The leading law firm has teamed up with Derwent Rural Counselling Service to deliver the latest information about employee mental health and well-being at a September HR Forum.
DRCS assistant clinical lead Janette Smeeton and counsellor Jo Bailey will cover details on how employers can address prevention strategies including management communication and mindfulness programmes at the event at the AMP Technology Centre on September 20.
The announcement comes as the Government today unveiled plans to recruit enough nurses, therapists and consultants to treat an extra one million mental health patients by 2020-21.
Jo Bailey from DRCS said: “Industry-wide, mental health in the workplace is now being taken very seriously. Companies are now being encouraged to consider well-being policies in their every-day work with research confirming links between developing an employee engagement culture and improved communication and productivity.
“We offer guidance and mechanisms to employers to proactively assess and help their employees highlight potential problems before they arise and overcome mental health issues.”

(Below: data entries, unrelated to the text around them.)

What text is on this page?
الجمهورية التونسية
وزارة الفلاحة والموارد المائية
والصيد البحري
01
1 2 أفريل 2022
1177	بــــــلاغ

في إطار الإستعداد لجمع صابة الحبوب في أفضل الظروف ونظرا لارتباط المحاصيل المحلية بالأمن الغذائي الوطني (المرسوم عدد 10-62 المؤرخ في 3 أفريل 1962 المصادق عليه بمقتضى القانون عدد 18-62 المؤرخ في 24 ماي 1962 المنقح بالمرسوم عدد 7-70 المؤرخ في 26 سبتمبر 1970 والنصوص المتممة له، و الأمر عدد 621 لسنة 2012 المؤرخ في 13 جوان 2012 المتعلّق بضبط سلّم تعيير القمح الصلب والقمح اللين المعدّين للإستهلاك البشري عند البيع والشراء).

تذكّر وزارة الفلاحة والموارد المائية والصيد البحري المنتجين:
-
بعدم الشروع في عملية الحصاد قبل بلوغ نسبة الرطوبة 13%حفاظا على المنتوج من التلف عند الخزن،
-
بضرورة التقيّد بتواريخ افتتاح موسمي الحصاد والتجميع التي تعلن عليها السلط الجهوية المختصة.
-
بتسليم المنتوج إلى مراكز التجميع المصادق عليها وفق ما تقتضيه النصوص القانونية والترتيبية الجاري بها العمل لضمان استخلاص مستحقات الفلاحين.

Holly Dobson, employment solicitor at Wake Smith added: “Significant media focus has centred around mental health issues in recent months with high-profile campaigns providing much-needed support to end the stigma that surrounds it.
“Employers need to take steps to re-educate their workforce and encourage a safe environment in which mental health can be discussed honestly and openly.
“A positive approach means businesses can make huge advancements in breaking taboos around mental health. It needs to be a priority in the workplace, just as physical health has been in recent years.”
DRCS is the largest provider of counselling services in Derbyshire and has a 27-year track record of working with individuals suffering from common mental health conditions such as depression, anxiety, stress and long term conditions and companies addressing workplace wellbeing.
Research shows that mental health issues cost the UK economy some £16 billion per annum – £3bn for therapists’ fees and £13bn for lost productivity, absenteeism and the use of other government services.
According to NHS England, one in four people in the UK will suffer mental health symptoms at some stage in their working lives. The CIPD states the average annual cost of absenteeism per UK employee is £760.